Lori Loughlin and Mossimo Giannulli's trial date is set. ET has confirmed that the couple will be tried for their involvement in the college admissions scandal beginning on Oct. 5. The trial, which will take place at a federal courthouse in Boston, Massachusetts, is expected to last at least four weeks.
Loughlin and Giannulli are accused of paying $500,000 in bribes to get their daughters, 20-year-old Olivia Jade and 21-year-old Isabella, admitted to the University of Southern California as recruits for the crew team, though neither woman had ever participated in the sport. Both Giannulli and Loughlin have pleaded not guilty to all charges leveled against them, claiming their payments were donations to the school and not bribes.
The trial date announcement comes one day after the couple's attorney filed documents requesting that the court "postpone the setting of any trial dates" until disputes and motions could be "briefed and decided."
In the docs, the couple's lawyer claims that the U.S. Attorneys produced new information and discovery "that is not only exculpatory, but exonerating for Loughlin and Giannulli."
The docs further state that Rick Singer, the ringleader behind the college admissions scandal, had discussions with FBI investigators in which they "directed him" to make phone calls to his clients in order to get incriminating statements.
The documents also allege that Singer's notes of his conversations "indicate that FBI agents yelled at him and instructed him to lie by saying that he told his clients who participated in the alleged 'side door' scheme that their payments were bribes, rather than legitimate donations that went to the schools."
Singer went on to write about having a "loud and abrasive call with agents" in which "they continue to ask me to tell a fib and not restate what I told my clients as to where their money was going -- to the program not the coach and that it was a donation and they want it to be a payment."

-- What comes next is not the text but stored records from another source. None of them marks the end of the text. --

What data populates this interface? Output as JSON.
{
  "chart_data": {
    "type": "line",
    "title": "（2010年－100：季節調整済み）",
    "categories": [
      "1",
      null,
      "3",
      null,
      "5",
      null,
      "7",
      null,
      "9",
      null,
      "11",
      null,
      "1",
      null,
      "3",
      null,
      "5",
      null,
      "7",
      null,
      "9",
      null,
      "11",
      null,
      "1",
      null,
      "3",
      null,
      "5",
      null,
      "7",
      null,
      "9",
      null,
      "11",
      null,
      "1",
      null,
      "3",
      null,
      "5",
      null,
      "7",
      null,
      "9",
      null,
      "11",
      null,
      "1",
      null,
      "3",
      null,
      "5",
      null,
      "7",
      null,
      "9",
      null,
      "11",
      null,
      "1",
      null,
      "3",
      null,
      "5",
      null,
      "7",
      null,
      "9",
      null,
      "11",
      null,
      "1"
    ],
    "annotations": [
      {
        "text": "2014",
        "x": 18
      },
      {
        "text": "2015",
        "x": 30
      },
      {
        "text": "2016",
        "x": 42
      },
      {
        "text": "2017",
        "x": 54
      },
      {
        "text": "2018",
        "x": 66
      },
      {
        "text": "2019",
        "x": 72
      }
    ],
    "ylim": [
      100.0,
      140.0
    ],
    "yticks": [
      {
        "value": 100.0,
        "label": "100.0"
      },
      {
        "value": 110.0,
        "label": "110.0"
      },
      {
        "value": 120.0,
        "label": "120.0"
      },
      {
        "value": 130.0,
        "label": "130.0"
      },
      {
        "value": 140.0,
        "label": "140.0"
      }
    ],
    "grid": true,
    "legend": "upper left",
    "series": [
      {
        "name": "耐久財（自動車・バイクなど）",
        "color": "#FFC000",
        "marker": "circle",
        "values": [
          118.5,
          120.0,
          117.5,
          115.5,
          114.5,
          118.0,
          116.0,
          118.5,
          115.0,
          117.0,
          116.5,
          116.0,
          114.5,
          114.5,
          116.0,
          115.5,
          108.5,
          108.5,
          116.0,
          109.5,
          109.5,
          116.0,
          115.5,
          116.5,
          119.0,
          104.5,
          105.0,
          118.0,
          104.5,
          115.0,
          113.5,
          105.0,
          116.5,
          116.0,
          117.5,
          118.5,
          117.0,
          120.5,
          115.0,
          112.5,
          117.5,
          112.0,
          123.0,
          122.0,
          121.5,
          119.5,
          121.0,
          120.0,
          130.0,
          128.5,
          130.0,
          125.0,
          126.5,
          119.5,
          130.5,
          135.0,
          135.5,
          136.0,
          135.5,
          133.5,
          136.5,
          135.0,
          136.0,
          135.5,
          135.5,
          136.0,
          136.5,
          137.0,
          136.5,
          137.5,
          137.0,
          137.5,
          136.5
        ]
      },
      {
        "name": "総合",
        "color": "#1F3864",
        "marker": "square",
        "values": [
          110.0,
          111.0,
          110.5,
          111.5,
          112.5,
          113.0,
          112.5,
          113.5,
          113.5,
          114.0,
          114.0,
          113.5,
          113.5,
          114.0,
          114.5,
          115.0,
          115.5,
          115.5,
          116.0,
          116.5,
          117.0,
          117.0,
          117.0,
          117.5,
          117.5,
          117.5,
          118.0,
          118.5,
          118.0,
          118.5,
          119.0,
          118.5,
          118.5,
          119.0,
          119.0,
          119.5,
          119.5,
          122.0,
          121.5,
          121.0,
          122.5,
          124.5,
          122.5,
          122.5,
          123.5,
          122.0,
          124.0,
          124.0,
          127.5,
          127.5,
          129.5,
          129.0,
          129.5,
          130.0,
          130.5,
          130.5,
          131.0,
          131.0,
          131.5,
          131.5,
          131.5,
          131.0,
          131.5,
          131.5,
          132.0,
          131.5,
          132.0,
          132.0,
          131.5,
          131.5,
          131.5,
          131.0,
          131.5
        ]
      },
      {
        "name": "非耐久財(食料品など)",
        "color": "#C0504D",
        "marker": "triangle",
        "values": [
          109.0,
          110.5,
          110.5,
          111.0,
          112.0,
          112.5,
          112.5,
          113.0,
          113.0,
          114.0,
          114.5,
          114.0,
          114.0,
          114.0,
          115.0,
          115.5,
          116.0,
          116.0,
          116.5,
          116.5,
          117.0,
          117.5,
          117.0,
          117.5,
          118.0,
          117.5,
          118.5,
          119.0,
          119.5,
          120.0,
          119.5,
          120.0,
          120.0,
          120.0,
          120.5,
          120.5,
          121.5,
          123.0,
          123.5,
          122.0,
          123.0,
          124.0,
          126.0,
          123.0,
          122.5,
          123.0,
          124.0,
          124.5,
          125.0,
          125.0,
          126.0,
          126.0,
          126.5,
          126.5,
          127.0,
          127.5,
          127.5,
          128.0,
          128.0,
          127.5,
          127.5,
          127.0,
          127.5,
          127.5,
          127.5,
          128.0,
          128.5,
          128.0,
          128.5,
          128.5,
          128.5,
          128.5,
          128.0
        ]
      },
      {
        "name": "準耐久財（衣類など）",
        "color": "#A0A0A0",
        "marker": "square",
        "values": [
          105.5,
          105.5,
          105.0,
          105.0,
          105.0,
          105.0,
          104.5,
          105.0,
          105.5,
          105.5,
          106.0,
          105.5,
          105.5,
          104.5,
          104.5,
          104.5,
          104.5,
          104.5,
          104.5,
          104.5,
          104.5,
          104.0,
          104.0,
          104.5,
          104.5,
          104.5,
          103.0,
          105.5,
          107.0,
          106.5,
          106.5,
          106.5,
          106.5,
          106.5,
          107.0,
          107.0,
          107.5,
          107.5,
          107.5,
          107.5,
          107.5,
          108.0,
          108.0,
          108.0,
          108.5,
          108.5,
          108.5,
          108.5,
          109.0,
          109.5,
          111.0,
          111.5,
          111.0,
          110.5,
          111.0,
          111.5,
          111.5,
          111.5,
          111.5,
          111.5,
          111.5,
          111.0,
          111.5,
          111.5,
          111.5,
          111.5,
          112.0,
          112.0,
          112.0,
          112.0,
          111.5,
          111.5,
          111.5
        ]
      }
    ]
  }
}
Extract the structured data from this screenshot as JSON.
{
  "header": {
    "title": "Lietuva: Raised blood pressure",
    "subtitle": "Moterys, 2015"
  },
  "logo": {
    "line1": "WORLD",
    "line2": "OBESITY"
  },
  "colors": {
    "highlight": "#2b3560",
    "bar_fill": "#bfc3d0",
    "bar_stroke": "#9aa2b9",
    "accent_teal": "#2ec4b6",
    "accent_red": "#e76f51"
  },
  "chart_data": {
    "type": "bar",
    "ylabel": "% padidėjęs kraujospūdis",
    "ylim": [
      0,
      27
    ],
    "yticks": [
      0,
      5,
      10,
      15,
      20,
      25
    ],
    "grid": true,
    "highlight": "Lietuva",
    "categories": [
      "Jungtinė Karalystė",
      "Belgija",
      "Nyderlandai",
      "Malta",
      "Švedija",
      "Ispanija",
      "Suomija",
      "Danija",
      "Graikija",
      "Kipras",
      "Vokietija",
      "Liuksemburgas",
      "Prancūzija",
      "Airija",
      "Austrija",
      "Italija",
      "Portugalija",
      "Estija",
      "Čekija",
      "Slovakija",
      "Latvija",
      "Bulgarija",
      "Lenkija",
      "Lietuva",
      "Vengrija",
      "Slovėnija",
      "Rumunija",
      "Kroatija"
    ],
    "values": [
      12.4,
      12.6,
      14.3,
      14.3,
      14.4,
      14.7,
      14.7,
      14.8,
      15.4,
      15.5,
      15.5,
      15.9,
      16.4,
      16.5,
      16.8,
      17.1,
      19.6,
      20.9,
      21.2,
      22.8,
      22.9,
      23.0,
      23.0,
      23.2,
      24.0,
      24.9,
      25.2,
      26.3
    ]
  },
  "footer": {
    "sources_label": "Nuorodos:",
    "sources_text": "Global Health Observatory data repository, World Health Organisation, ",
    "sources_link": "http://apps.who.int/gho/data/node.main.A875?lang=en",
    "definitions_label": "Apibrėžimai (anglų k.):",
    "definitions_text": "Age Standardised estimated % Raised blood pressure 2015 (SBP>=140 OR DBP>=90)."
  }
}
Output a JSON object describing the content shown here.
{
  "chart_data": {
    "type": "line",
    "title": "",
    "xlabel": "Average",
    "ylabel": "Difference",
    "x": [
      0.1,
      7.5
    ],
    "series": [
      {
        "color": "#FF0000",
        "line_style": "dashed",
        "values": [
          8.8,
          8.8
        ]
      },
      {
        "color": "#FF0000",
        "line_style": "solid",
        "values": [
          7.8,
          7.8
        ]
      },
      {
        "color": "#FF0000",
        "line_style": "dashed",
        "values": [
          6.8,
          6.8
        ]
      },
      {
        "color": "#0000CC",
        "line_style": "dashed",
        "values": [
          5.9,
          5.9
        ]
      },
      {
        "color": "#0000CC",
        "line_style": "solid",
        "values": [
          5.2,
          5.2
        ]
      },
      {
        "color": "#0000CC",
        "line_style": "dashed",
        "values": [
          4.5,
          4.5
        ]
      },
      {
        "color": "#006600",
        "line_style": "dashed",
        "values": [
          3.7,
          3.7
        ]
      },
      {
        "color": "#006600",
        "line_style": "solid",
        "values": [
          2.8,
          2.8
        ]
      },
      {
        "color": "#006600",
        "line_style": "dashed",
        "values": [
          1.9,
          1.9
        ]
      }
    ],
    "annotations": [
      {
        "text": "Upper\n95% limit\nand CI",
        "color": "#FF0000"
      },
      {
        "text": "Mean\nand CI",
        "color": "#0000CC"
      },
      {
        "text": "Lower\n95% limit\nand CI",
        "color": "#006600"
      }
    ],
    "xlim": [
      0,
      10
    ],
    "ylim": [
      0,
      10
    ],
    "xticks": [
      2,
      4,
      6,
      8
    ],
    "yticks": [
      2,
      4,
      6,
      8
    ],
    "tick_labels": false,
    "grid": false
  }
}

"I asked for a script if they want me to ask questions and retrieve responses that are not accurate to the way I should be asking the questions. Essentially they are asking me to bend the truth which is what they asked me not to do when working with the agents and [Assistant U.S. Attorney] Eric Rosen," the notes alleged. "This time [was] about asking each person to agree to a lie I was telling them."
According to the couple's attorney, the notes are "precisely the kind of exculpatory -- and indeed, exonerating -- information Loughlin and Giannulli have been seeking."
In response, the prosecution said that they "scrupulously adhered to its discovery obligations" in regard to providing Singer's notes to the defense, and are not "withholding any exculpatory evidence." They also called Loughlin and Giannulli's claims "hyperbolic and unsupported."
In the defense's reply, they reasserted their initial claims, adding that some of the prosecution's "belated disclosures" were "conveniently vague."
A source close to Loughlin and Giannulli’s team exclusively tells ET, "This latest release of exculpatory evidence clearly shows that the government was using bullying tactics and intimidation in an effort to bolster their lack of evidence in this case."
The source adds that the couple continue to maintain their innocence as they have from day one.